Table of Contents
- Executive Summary
- Data Observability Sector Brief
- Decision Criteria Analysis
- Analyst’s Outlook
- Methodology
- About Andrew Brust
- About GigaOm
- Copyright
1. Executive Summary
Data observability solutions provide insights into different facets of the overall health of an organization’s data, maintaining high levels of quality, availability, and usefulness to serve enterprise objectives. They track a variety of metrics and logs about data assets, the infrastructure through which data journeys, and the various transformations and modifications made to data. They also provide incident resolution measures with real-time responses to unforeseen circumstances. By delivering end-to-end data lineage revealing what happened to data, in which component of its pipelines or target systems, these solutions issue real-time alerts to incidents, root cause analysis, and impact analysis to mitigate data downtime and adhere to service-level agreements (SLAs).
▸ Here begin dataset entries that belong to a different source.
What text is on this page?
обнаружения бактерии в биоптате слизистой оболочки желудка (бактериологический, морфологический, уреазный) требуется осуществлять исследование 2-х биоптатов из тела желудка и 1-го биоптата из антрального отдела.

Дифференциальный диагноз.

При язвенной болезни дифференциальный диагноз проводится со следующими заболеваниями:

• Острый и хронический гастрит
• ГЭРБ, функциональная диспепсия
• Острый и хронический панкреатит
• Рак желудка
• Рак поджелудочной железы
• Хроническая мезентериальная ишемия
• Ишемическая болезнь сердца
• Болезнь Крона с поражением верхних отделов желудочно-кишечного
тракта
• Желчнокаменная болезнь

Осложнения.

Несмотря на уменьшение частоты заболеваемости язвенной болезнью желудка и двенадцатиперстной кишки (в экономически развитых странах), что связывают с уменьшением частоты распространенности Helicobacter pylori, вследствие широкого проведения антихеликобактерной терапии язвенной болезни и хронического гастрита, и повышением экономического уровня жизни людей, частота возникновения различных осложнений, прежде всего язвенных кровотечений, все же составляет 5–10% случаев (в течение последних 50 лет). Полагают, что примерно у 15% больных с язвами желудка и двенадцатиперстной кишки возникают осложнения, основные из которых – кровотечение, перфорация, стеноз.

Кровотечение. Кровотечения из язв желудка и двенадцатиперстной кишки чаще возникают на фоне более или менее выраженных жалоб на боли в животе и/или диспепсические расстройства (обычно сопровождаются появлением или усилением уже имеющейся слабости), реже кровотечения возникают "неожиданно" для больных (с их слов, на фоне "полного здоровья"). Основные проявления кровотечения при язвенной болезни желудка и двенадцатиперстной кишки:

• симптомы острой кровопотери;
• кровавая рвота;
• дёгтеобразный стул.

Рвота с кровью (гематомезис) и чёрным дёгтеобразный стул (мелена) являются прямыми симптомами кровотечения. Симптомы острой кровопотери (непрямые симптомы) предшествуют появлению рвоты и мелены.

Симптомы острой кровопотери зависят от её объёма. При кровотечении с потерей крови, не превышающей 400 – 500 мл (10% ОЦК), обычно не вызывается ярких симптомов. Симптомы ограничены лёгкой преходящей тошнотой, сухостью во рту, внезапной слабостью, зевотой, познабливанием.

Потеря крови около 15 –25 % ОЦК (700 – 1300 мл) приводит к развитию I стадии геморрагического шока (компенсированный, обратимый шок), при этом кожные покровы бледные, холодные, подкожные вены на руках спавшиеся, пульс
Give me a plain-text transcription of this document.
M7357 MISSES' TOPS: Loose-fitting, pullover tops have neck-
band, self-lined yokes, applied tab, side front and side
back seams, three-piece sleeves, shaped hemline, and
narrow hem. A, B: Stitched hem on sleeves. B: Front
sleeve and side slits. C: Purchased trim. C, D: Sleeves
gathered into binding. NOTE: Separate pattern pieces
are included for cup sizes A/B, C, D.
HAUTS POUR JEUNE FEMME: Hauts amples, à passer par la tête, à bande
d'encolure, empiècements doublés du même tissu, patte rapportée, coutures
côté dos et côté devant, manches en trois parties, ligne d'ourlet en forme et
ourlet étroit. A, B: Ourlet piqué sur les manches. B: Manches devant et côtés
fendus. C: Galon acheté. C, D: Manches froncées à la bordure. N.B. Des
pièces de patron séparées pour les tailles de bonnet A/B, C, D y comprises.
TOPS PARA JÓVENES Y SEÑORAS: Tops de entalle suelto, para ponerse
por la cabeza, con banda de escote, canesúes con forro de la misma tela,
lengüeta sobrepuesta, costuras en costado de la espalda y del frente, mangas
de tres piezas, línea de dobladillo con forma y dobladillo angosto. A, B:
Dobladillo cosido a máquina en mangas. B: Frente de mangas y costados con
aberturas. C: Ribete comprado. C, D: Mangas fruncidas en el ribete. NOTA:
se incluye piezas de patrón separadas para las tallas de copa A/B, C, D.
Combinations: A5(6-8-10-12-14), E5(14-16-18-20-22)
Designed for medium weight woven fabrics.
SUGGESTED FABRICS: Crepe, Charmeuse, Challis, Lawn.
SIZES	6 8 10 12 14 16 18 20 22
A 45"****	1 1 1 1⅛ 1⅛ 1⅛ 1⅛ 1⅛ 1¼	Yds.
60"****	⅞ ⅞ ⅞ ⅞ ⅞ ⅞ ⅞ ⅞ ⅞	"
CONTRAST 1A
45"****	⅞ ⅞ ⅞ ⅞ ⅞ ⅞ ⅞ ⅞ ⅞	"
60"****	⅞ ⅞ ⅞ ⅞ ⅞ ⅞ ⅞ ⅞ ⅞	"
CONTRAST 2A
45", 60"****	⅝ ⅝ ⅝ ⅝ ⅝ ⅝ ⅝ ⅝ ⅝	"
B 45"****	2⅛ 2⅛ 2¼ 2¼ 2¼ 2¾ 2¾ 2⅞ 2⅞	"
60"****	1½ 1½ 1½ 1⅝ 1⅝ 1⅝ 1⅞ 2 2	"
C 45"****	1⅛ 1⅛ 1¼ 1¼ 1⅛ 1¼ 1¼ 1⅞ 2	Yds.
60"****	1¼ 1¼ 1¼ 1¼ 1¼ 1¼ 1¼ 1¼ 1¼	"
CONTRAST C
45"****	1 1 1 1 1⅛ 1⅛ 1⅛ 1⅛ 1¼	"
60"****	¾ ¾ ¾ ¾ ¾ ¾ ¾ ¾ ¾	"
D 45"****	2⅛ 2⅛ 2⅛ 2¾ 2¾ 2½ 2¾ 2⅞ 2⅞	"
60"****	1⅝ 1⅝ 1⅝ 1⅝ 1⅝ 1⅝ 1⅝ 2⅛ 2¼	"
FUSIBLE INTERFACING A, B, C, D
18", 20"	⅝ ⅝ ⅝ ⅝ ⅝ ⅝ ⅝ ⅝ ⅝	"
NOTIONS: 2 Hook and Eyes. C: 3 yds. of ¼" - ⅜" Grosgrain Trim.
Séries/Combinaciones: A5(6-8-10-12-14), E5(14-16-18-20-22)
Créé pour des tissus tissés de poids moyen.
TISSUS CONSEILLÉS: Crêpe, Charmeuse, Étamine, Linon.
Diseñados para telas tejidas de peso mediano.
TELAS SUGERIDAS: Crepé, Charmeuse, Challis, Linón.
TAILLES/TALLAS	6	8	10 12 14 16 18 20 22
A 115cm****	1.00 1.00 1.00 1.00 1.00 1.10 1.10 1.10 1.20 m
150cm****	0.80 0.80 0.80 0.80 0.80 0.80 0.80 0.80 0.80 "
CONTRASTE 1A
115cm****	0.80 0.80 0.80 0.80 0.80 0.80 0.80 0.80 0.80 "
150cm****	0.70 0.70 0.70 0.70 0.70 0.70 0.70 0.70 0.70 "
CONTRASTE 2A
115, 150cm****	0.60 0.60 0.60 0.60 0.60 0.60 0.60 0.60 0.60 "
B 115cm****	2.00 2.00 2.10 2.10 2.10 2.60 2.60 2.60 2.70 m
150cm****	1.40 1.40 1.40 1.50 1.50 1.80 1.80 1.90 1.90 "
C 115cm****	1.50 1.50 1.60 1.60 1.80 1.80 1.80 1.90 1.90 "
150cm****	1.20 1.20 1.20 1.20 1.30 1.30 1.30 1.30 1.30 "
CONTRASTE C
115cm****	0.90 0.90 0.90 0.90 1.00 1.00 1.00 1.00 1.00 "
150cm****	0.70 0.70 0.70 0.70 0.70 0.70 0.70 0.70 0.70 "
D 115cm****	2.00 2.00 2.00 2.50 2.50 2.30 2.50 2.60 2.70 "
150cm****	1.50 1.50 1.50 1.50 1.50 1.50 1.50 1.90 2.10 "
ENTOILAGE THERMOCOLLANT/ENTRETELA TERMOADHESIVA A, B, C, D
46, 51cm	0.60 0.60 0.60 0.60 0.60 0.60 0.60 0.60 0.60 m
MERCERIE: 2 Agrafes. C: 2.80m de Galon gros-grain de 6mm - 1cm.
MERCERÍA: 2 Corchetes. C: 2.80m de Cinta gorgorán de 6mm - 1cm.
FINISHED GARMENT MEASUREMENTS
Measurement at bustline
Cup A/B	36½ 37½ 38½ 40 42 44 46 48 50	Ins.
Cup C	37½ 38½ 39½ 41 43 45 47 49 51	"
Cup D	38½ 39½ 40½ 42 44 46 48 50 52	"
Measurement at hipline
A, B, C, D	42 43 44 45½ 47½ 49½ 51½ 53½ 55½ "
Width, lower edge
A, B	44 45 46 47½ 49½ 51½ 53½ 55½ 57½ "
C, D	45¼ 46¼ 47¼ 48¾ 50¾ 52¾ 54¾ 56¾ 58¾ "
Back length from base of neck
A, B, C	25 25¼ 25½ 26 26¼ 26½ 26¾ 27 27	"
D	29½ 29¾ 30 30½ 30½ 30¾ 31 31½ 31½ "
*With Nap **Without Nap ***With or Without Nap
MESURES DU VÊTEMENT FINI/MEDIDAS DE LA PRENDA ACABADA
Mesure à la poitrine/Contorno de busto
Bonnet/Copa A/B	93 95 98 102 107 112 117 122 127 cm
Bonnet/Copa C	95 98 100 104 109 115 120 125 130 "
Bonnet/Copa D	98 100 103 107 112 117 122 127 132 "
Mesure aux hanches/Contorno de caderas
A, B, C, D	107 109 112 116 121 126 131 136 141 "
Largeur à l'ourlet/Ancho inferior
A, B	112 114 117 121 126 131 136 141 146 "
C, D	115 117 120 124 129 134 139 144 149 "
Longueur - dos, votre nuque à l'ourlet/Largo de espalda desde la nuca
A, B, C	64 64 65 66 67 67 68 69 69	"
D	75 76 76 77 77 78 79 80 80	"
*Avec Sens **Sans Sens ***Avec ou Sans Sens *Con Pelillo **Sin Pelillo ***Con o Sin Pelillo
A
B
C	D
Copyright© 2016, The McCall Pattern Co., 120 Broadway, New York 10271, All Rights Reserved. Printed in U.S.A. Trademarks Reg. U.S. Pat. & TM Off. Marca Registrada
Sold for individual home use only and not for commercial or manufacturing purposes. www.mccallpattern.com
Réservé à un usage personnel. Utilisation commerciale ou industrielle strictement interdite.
Data observability is rapidly becoming a data management mainstay for ensuring data is in an optimal state to fuel applications, base decisions upon, train or tune artificial intelligence (AI) models, and direct meaningful action. It counters data drift, modernizes data quality to incorporate data in motion in real-time updates, and ensures data reliability—without which an organization’s data-centric investments have meager ROIs.
As organizations progress ever further in their journeys to become data-driven, the stakeholders in data observability broaden accordingly. Foremost among this target audience is the data consumers who rely on data to do their jobs, which includes everyone from sales personnel to customer service and business end users. Networking professionals, IT teams, and administrators also rely on data observability to ensure that they’re servicing end users with accurate, reliable, and trustworthy data, in time for them to do their jobs. Upper-level executives and managers who base strategic projections upon relevant, fresh data and historic data also benefit from data observability platforms.
Business Imperative
The business imperative for data observability involves drastically decreasing the number of data incidents, heightening responsiveness to those that occur, and democratizing data culture and the tools required to foster it. The rash of vendors in this space attests to its maturity, though this is tempered by the reality that data observability emerged at the end of the previous decade. The urgency in adopting these solutions is acute for any organization working with a bevy of external sources, data pipelines, and decentralized architectures like data mesh and data fabric. The impact of data observability solutions in each of these areas is formidable, allowing organizations to achieve efficiency and efficacy, while the degree of automation present in these offerings minimizes the effort required to implement them.
The data observability marketplace is reflecting the rapid change characterizing the data ecosystem as a whole since the emergence of generative AI capabilities. Ever-increasing amounts of data are now needed from a diversity of sources. The scalability of data observability platforms, their scope, and the level of automation they include help keep pace with these needs. Consequently, vendors’ capabilities are expanding and solidifying with progressions for edge applications, greater levels of sophistication for staples like data profiling and anomaly detection, and automated remediation measures.
Sector Adoption Score
To help executives and decision-makers assess the potential impact and value of a data observability solution deployment to the business, this GigaOm Key Criteria report provides a structured assessment of the sector across five factors: benefit, maturity, urgency, impact, and effort. By scoring each factor based on how strongly it compels or deters adoption of a data observability solution, we provide an overall Sector Adoption Score (Figure 1) of 4.8 out of 5, with 5 indicating the strongest possible recommendation to adopt. This indicates that a data observability solution is a very credible candidate for deployment and worthy of thoughtful consideration.
The factors contributing to the Sector Adoption Score for data observability are explained in more detail in the Sector Brief section that follows.
Key Criteria for Evaluating Data Observability Solutions
Sector Adoption Score
Figure 1. Sector Adoption Score for Data Observability
This is the second year that GigaOm has reported on the data observability space in the context of our Key Criteria and Radar reports. This report builds on our previous analysis and considers how the market has evolved over the last year.
This GigaOm Key Criteria report highlights the capabilities (table stakes, key features, and emerging features) and nonfunctional requirements (business criteria) for selecting an effective data observability solution. The companion GigaOm Radar report identifies vendors and products that excel in those decision criteria. Together, these reports provide an overview of the market, identify leading data observability offerings, and help decision-makers evaluate these solutions so they can make a more informed investment decision.
GIGAOM KEY CRITERIA AND RADAR REPORTS
The GigaOm Key Criteria report provides a detailed decision framework for IT and executive leadership assessing enterprise technologies. Each report defines relevant functional and nonfunctional aspects of solutions in a sector. The Key Criteria report informs the GigaOm Radar report, which provides a forward-looking assessment of vendor solutions in the sector.